Ad occhi chiusi

Ad occhi chiusi

Bari, novembre 2001. L’affermato avvocato penalista barese Guido Guerrieri, uomo di sinistra con grande olfatto, occhiali al cinema e in auto, suoneria cellulare personalizzata con “Oh Susanna”, borse e rughe apparse in volto, si tiene in forma in palestra o a casa colpendo il Sacco (da pugilato). Da qualche mese ha smesso di fumare ed è ormai serenamente separato da Sara (non avevano figli), convivente (due piani sotto) dell’analcolica Margherita. Accetta un incarico rischioso: deve assistere come parte civile Martina Fumai, magra graziosa trentacinquenne con problemi psichiatrici, maltrattata e perseguitata dall’ex, un balordo famoso medico, già picchiatore fascista, figlio di un presidente di sezione di Corte d’Appello, ricco e potente, a sua volta difeso dallo stronzo dannatamente bravo Dellisanti. Aiuta la ragazza, pure nascondendola, una strana suora, alta istruttrice di boxe cinese, di Wing Tsun e di altre arti (cedevolezza e paradosso), violentata da bambina (quando era Angela), diretta veloce brusca aggressiva affascinante, presentatagli dal basso utile ispettore Tancredi. Guido non ha più molti amici, Margherita qualche amica lesbica. Per Natale lui le regala una bicicletta elettrica, lei gli trova una sedia a dondolo. Importante è anche il rapporto con il sostituto procuratore Alessandra Mantovani. E a fine anno arrivano gli auguri del maestro senegalese Thiam, difeso con successo qualche tempo prima. Il ritmo incalzante dell’aspro processo nell’aula di tribunale scandisce i mesi successivi fino a un epilogo drammatico, il primo aprile 2002, foriero di conseguenze per tutti. Non sempre ci si butta col paracadute, a occhi chiusi…
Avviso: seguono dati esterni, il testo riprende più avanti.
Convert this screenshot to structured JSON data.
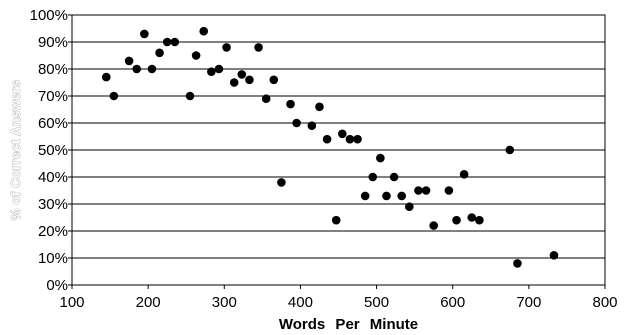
{
  "chart_data": {
    "type": "scatter",
    "title": "",
    "xlabel": "Words Per Minute",
    "ylabel": "% of Correct Answers",
    "xlim": [
      100,
      800
    ],
    "ylim": [
      0,
      100
    ],
    "x_ticks": [
      100,
      200,
      300,
      400,
      500,
      600,
      700,
      800
    ],
    "y_ticks": [
      0,
      10,
      20,
      30,
      40,
      50,
      60,
      70,
      80,
      90,
      100
    ],
    "x_tick_labels": [
      "100",
      "200",
      "300",
      "400",
      "500",
      "600",
      "700",
      "800"
    ],
    "y_tick_labels": [
      "0%",
      "10%",
      "20%",
      "30%",
      "40%",
      "50%",
      "60%",
      "70%",
      "80%",
      "90%",
      "100%"
    ],
    "grid": "horizontal",
    "legend": "none",
    "marker_color": "#000000",
    "series": [
      {
        "x": [
          145,
          155,
          175,
          185,
          195,
          205,
          215,
          225,
          235,
          255,
          263,
          273,
          283,
          293,
          303,
          313,
          323,
          333,
          345,
          355,
          365,
          375,
          387,
          395,
          415,
          425,
          435,
          447,
          455,
          465,
          475,
          485,
          495,
          505,
          513,
          523,
          533,
          543,
          555,
          565,
          575,
          595,
          605,
          615,
          625,
          635,
          675,
          685,
          733
        ],
        "y": [
          77,
          70,
          83,
          80,
          93,
          80,
          86,
          90,
          90,
          70,
          85,
          94,
          79,
          80,
          88,
          75,
          78,
          76,
          88,
          69,
          76,
          38,
          67,
          60,
          59,
          66,
          54,
          24,
          56,
          54,
          54,
          33,
          40,
          47,
          33,
          40,
          33,
          29,
          35,
          35,
          22,
          35,
          24,
          41,
          25,
          24,
          50,
          8,
          11
        ]
      }
    ]
  }
}
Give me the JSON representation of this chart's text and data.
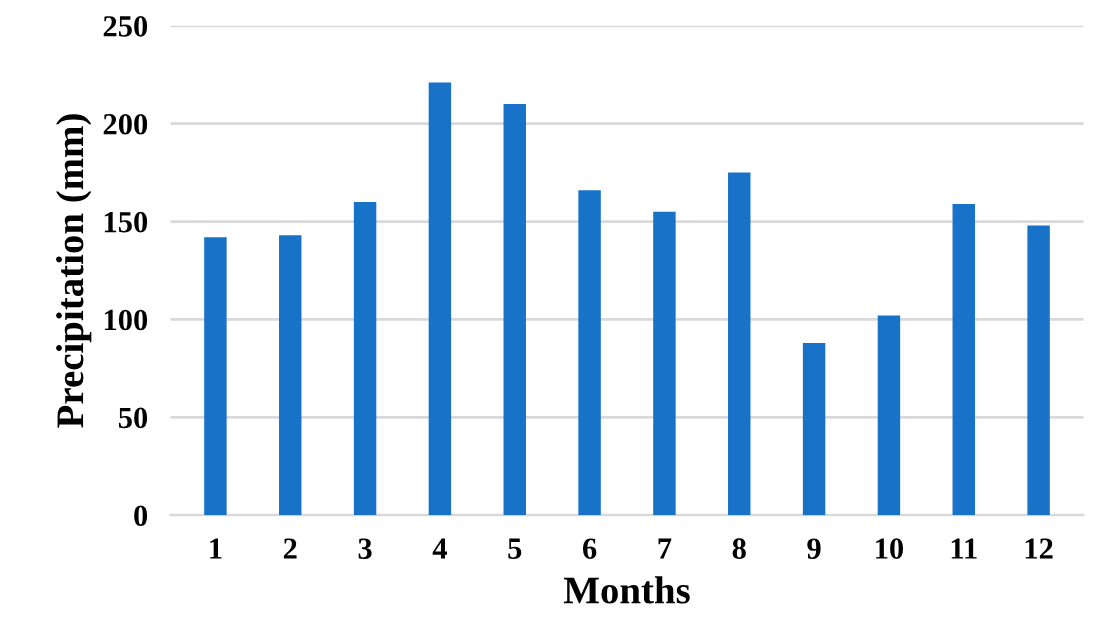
{
  "chart_data": {
    "type": "bar",
    "xlabel": "Months",
    "ylabel": "Precipitation (mm)",
    "categories": [
      "1",
      "2",
      "3",
      "4",
      "5",
      "6",
      "7",
      "8",
      "9",
      "10",
      "11",
      "12"
    ],
    "values": [
      142,
      143,
      160,
      221,
      210,
      166,
      155,
      175,
      88,
      102,
      159,
      148
    ],
    "color": "#1872c8",
    "ylim": [
      0,
      250
    ],
    "yticks": [
      0,
      50,
      100,
      150,
      200,
      250
    ],
    "grid": "y"
  }
}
Secondo bellissimo premiato vivido romanzo della serie Guerrieri per Gianrico Carofiglio, che allora era magistrato e scelse di proseguire il noir processuale giudiziario. Non si parte da un omicidio (o femminicidio che sia), le scene dei crimini sono perlopiù evocate nelle udienze e nei dibattimenti, accanto a colpevoli e vittime ci sono avvocati di parte e apparati di giustizia. La narrazione è ancora in prima persona, con brevi incursioni in corsivo sulle angherie subite da Angela e sulla sua, di reazione. Il protagonista è meno cinico, ha acquisito difficoltà a dire bugie e abbandonato le sigarette, non frequenta più le coppie consuete ma ha consolidato sia il rapporto con Margherita (convivente due piani sotto) e Alessandra (verso la direzione Antimafia di Palermo), che il suo sentirsi progressista. I clienti ladri e truffatori sono solo un ricordo, appare sempre meno capace di mentire o di tradire. Soffre ancora di vertigini (come da bambino) ma affronta con decisione ogni sua fragilità e mediocrità. Guerrieri è lentamente entrato nel cuore di lettrici e lettori, si era già creata un’attesa per il personaggio e per la sua evoluzione più che per i suoi tic, una complessità diversa a ogni avventura. Cresce la cura per cibi e vini, segnalo gli spaghetti con fagioli e bottarga con bianco siciliano di 14 gradi. Citati molti libri, tanti grandi film, vari bei pezzi rock (Albinoni accanto a Jim Morrison).